Monday, November 28, 2011

Pathetic...Party of One

Hey you! Yeah, you over there. The one I have had a crush on for the last 7 months. Why do I still like you? For some reason, I have this crush on you that I cannot shake. You are nothing special. At all. And yet, I am strangely drawn to you. What is my problem?

You so very obviously don't like me. And I know this. You have no desire to date me. After going out a few times together, I blew it. We both know what happened and don't need to relive it. But I def blew it and you have every right to not be interested anymore. I get it.

I like you and yet you don't like me. You have even said so much to my face. (Well not exactly. You told me you didn't want to date anyone right now. But we both know by anyone, you meant me. I am not an idiot, you know.) Yep, brutal. Yet I can't help but think you are going to come around and realize how much you do, in fact, like me and want me to be your girlfriend. I mean, really? This NEVER happens and this isn't going to be the exception. Seriously, what is my problem? I know you suck. For reals. My friends tell me how much you suck. You possess so many qualities that generally turn me off someone. But I am still attracted to you. This is so NOT like me. At all. In fact, I never get hung up on guys. Usually, I have the feeling of "your loss sucker" and move on. But not with you.

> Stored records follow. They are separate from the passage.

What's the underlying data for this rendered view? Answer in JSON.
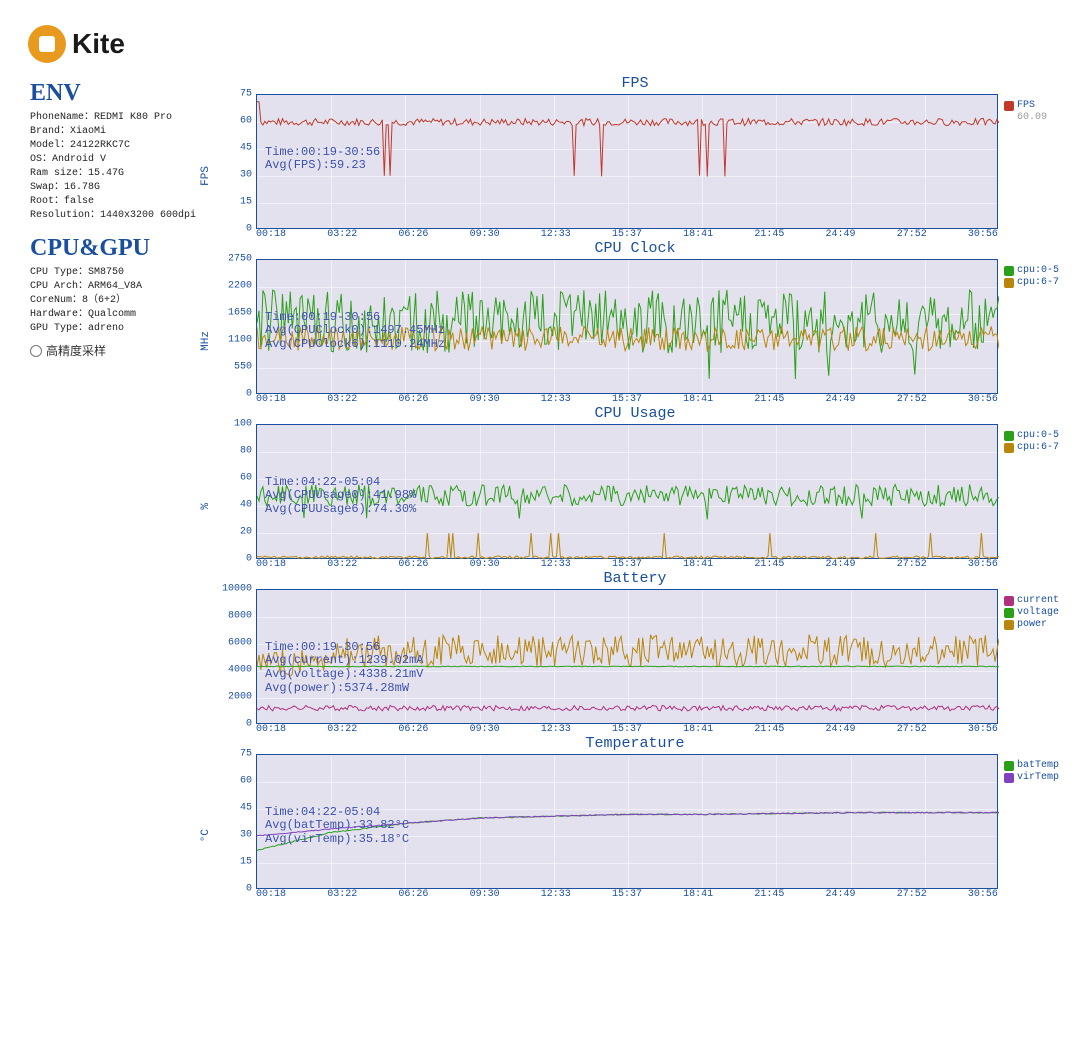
{
  "logo": {
    "text": "Kite"
  },
  "env": {
    "title": "ENV",
    "lines": [
      "PhoneName：REDMI K80 Pro",
      "Brand：XiaoMi",
      "Model：24122RKC7C",
      "OS：Android V",
      "Ram size：15.47G",
      "Swap：16.78G",
      "Root：false",
      "Resolution：1440x3200 600dpi"
    ]
  },
  "cpugpu": {
    "title": "CPU&GPU",
    "lines": [
      "CPU Type：SM8750",
      "CPU Arch：ARM64_V8A",
      "CoreNum：8（6+2）",
      "Hardware：Qualcomm",
      "GPU Type：adreno"
    ]
  },
  "sampling_label": "高精度采样",
  "x_ticks": [
    "00:18",
    "03:22",
    "06:26",
    "09:30",
    "12:33",
    "15:37",
    "18:41",
    "21:45",
    "24:49",
    "27:52",
    "30:56"
  ],
  "colors": {
    "title": "#1a4fa0",
    "plot_bg": "#e4e1ee",
    "grid": "#ffffff",
    "fps": "#c0392b",
    "cpu05": "#2aa01a",
    "cpu67": "#b8860b",
    "current": "#b03080",
    "voltage": "#2aa01a",
    "power": "#b8860b",
    "batTemp": "#2aa01a",
    "virTemp": "#8040c0"
  },
  "charts": [
    {
      "id": "fps",
      "title": "FPS",
      "ylabel": "FPS",
      "height": 135,
      "y_ticks": [
        "0",
        "15",
        "30",
        "45",
        "60",
        "75"
      ],
      "y_max": 75,
      "overlay": [
        "Time:00:19-30:56",
        "Avg(FPS):59.23"
      ],
      "legend": [
        {
          "label": "FPS",
          "color": "#c0392b"
        }
      ],
      "legend_val": "60.09",
      "series": [
        {
          "color": "#c0392b",
          "baseline": 60,
          "noise": 2,
          "dip_to": 30,
          "dip_freq": 0.018,
          "spike_first": true
        }
      ]
    },
    {
      "id": "cpuclock",
      "title": "CPU Clock",
      "ylabel": "MHz",
      "height": 135,
      "y_ticks": [
        "0",
        "550",
        "1100",
        "1650",
        "2200",
        "2750"
      ],
      "y_max": 2750,
      "overlay": [
        "Time:00:19-30:56",
        "Avg(CPUClock0):1497.45MHz",
        "Avg(CPUClock6):1110.24MHz"
      ],
      "legend": [
        {
          "label": "cpu:0-5",
          "color": "#2aa01a"
        },
        {
          "label": "cpu:6-7",
          "color": "#b8860b"
        }
      ],
      "series": [
        {
          "color": "#2aa01a",
          "baseline": 1500,
          "noise": 650,
          "dip_to": 400,
          "dip_freq": 0.01
        },
        {
          "color": "#b8860b",
          "baseline": 1150,
          "noise": 250,
          "dip_to": 700,
          "dip_freq": 0.005
        }
      ]
    },
    {
      "id": "cpuusage",
      "title": "CPU Usage",
      "ylabel": "%",
      "height": 135,
      "y_ticks": [
        "0",
        "20",
        "40",
        "60",
        "80",
        "100"
      ],
      "y_max": 100,
      "overlay": [
        "Time:04:22-05:04",
        "Avg(CPUUsage0):41.98%",
        "Avg(CPUUsage6):74.30%"
      ],
      "legend": [
        {
          "label": "cpu:0-5",
          "color": "#2aa01a"
        },
        {
          "label": "cpu:6-7",
          "color": "#b8860b"
        }
      ],
      "series": [
        {
          "color": "#2aa01a",
          "baseline": 48,
          "noise": 8,
          "dip_to": 30,
          "dip_freq": 0.008
        },
        {
          "color": "#b8860b",
          "baseline": 2,
          "noise": 1,
          "spike_to": 20,
          "spike_freq": 0.02
        }
      ]
    },
    {
      "id": "battery",
      "title": "Battery",
      "ylabel": "",
      "height": 135,
      "y_ticks": [
        "0",
        "2000",
        "4000",
        "6000",
        "8000",
        "10000"
      ],
      "y_max": 10000,
      "overlay": [
        "Time:00:19-30:56",
        "Avg(current):1239.02mA",
        "Avg(voltage):4338.21mV",
        "Avg(power):5374.28mW"
      ],
      "legend": [
        {
          "label": "current",
          "color": "#b03080"
        },
        {
          "label": "voltage",
          "color": "#2aa01a"
        },
        {
          "label": "power",
          "color": "#b8860b"
        }
      ],
      "series": [
        {
          "color": "#b8860b",
          "baseline": 5500,
          "noise": 1200,
          "dip_to": 4200,
          "dip_freq": 0.01,
          "ramp_from": 4500,
          "ramp_at": 0.15
        },
        {
          "color": "#2aa01a",
          "baseline": 4338,
          "noise": 30
        },
        {
          "color": "#b03080",
          "baseline": 1250,
          "noise": 200
        }
      ]
    },
    {
      "id": "temperature",
      "title": "Temperature",
      "ylabel": "°C",
      "height": 135,
      "y_ticks": [
        "0",
        "15",
        "30",
        "45",
        "60",
        "75"
      ],
      "y_max": 75,
      "overlay": [
        "Time:04:22-05:04",
        "Avg(batTemp):33.82°C",
        "Avg(virTemp):35.18°C"
      ],
      "legend": [
        {
          "label": "batTemp",
          "color": "#2aa01a"
        },
        {
          "label": "virTemp",
          "color": "#8040c0"
        }
      ],
      "series": [
        {
          "color": "#2aa01a",
          "curve": [
            22,
            32,
            37,
            40,
            41,
            42,
            42,
            42.5,
            43,
            43,
            43
          ]
        },
        {
          "color": "#8040c0",
          "curve": [
            30,
            34,
            37,
            40,
            41,
            42,
            42,
            42.5,
            43,
            43,
            43
          ]
        }
      ]
    }
  ]
}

Which is weird too because I have never had more clear signals that someone is not interested in me and have that attract me even more. I feel like a character in a bad movie. But alas, this is my real life and I need to get over you. ASAP. Pathetic...party of one.

I think my problem is that I like you because you don't like me back. I think that's pretty much it. I like the chase. I want what I can't have. I am also very aware that the second that we'd actually start to date, I'd get annoyed and irritated with you after about two weeks, and want to end it. Yet I still like you. Why is that? What is wrong with me? I can't be the only one this happens to? Can I? Apparently I like to torture myself. I will get over you. Eventually. Maybe you should just date me one more time so we can get this whole charade over with?! Uh huh, yeah.